Firefox 36 and 3.6 were pre-Quantum/Electrolysis. In those days, the XUL addons had an insane amount of control and could do so many things simply not possible nowadays, that if you took advantage of made a browser that looks nothing like modern Firefox.


Inevitably, I'd want any feature worth paying for to be freely accessible. Presumably I'm not just trying to support the devs but also fund other people accessing the same features that draw me to firefox in the first place.


I think in todays world, when everything is a subscription, payment for a browser doesn't look so far-fetched.


Getting people to pay for something that has always been free is a tall ask. Most people are barely aware of what a browser is. They just think it’s part of the OS.


Enough people pay for Nebula and Kagi and Fastmail to make them profitable, even though YouTube and Google and Gmail are free. You don't need to get everyone in the world who uses the free service to be willing to pay, just enough of them to fund your project.

There's actually an advantage to the paid business model vs ads in that you don't have to appeal to N million people in order to pay the bills: you only have to appeal to `expenses / subscriptionPrice` people. This means you can cater to those people more aggressively and turn them into fans rather than just users, while also saving time on the features they don't need (reducing `expenses`).

(I'm a happy subscriber to all three above-mentioned services and would immediately sign on for a paid Firefox fork like OP suggests.)


it's true. I never in a million years could have imagined that I would be paying for a search engine. now you can pry Kagi out of my cold dead hands.


gmail is only free for a subset of its users, as are other google services.


People pay for youtube and random youtubers now. They are fine paying for things.


Sure, for those things.

However when it comes to web browsers, there’s been a looong history of failed attempts at selling commercial browsers.

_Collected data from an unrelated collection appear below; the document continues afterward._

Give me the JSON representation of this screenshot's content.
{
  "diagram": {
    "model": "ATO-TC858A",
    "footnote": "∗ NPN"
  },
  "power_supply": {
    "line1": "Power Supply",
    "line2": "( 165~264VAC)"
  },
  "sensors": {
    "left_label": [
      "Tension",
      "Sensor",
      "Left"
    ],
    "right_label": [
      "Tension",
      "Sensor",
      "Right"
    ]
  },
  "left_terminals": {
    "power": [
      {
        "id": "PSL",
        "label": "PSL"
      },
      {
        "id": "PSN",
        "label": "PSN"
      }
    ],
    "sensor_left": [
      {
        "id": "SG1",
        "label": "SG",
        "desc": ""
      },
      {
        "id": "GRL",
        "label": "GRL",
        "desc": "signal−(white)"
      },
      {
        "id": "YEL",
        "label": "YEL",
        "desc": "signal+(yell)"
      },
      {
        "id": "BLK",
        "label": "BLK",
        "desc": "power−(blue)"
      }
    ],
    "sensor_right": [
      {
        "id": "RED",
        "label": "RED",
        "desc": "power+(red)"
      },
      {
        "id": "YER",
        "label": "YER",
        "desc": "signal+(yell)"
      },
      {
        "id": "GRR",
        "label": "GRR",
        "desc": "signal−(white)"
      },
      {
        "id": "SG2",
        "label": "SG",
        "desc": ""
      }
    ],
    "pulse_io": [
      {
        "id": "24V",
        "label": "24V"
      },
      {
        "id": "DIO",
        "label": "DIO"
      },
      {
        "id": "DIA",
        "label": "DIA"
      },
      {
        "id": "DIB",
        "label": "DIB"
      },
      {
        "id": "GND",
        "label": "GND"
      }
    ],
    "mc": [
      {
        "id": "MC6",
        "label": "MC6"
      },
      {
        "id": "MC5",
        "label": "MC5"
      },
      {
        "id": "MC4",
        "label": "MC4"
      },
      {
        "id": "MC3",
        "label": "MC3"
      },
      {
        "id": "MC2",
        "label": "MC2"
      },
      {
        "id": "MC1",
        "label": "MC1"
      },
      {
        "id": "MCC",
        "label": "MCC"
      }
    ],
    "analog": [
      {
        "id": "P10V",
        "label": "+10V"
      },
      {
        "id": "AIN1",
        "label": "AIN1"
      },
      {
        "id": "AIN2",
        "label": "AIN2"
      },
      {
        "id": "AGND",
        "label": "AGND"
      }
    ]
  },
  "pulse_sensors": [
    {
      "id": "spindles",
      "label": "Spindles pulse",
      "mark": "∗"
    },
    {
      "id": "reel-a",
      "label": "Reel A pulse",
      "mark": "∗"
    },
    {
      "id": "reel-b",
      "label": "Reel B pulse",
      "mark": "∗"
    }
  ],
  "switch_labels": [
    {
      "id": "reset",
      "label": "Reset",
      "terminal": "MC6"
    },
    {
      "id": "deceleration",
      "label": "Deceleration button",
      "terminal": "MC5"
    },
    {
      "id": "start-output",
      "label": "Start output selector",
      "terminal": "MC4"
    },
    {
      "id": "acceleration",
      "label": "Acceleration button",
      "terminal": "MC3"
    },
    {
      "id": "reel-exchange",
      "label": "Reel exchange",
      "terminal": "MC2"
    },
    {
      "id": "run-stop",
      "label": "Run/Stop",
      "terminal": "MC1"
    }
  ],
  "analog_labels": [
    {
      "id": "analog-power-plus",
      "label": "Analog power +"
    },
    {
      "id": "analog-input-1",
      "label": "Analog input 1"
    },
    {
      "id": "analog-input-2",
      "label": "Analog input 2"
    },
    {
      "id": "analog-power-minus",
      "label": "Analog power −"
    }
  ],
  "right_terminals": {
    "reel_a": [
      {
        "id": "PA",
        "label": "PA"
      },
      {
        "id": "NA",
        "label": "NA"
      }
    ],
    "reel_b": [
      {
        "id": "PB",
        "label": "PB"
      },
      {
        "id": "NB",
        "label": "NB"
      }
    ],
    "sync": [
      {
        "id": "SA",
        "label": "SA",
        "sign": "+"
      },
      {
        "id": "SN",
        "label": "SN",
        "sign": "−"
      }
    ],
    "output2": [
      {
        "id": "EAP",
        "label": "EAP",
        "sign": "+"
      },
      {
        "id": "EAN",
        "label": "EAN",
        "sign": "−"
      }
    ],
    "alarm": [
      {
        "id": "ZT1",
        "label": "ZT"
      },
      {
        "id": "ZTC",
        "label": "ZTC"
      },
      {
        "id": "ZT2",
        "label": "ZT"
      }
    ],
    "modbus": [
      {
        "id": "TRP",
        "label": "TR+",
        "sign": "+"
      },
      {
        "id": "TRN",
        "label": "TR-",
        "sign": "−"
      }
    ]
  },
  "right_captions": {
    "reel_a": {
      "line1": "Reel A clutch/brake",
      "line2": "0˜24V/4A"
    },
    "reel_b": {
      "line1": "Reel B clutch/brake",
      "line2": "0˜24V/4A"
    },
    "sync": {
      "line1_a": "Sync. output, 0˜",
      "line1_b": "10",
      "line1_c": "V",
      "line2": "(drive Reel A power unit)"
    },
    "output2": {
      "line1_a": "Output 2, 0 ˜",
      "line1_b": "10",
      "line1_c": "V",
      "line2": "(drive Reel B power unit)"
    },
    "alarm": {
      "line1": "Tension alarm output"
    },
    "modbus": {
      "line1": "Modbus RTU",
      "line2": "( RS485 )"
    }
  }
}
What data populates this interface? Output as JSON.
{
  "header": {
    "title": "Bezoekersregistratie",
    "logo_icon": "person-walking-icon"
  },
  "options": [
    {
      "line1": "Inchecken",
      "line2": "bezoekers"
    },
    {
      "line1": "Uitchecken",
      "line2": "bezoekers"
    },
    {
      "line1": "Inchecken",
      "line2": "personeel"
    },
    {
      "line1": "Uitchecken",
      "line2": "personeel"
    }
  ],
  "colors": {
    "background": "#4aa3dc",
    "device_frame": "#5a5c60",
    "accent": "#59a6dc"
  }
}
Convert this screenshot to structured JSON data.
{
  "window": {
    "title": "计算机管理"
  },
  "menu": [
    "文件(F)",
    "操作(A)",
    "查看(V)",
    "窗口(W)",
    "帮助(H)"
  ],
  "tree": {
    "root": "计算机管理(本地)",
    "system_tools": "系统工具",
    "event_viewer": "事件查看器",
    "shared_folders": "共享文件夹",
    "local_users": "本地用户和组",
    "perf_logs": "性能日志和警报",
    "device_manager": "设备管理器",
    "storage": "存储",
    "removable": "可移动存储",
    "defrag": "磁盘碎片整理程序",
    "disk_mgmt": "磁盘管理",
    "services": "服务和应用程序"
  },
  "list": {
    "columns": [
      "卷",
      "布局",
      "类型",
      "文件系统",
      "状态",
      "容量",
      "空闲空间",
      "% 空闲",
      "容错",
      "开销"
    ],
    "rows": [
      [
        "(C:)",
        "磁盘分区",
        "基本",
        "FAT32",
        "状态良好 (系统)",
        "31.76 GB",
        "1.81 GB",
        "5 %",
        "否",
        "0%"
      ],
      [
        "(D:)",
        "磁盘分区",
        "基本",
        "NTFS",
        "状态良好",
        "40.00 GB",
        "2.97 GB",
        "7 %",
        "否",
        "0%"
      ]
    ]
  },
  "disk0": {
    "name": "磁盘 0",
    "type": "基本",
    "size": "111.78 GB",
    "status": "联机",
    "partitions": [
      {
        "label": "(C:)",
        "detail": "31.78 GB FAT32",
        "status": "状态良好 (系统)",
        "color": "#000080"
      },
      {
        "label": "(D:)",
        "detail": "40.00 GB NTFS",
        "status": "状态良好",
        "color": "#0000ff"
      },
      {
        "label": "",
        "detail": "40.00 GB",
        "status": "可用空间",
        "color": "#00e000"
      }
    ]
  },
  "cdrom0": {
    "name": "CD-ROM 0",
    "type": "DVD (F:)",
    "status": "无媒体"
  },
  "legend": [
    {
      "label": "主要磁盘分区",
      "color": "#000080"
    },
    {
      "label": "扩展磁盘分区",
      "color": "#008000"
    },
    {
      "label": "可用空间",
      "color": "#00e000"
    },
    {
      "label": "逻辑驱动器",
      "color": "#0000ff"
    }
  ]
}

I wouldn’t be at all surprised if the only people who’ve ever made any serious and sustained income from browsers have been Google; and even that’s been indirectly via upselling their other services.


This is what people said about Search before Kagi. And, incidentally, those folks are also working on a paid browser that real people do buy.

Times change. Subscriptions are normalized, and tech people are increasingly aware of the hazards of "free".


Content is something that is traditionally paid.


Not on YouTube.


then why not modzilla themselves offering their pro version


That is the question I ask myself every time this comes up, and the only answer I've been able to come up with is "because Google pays them not to".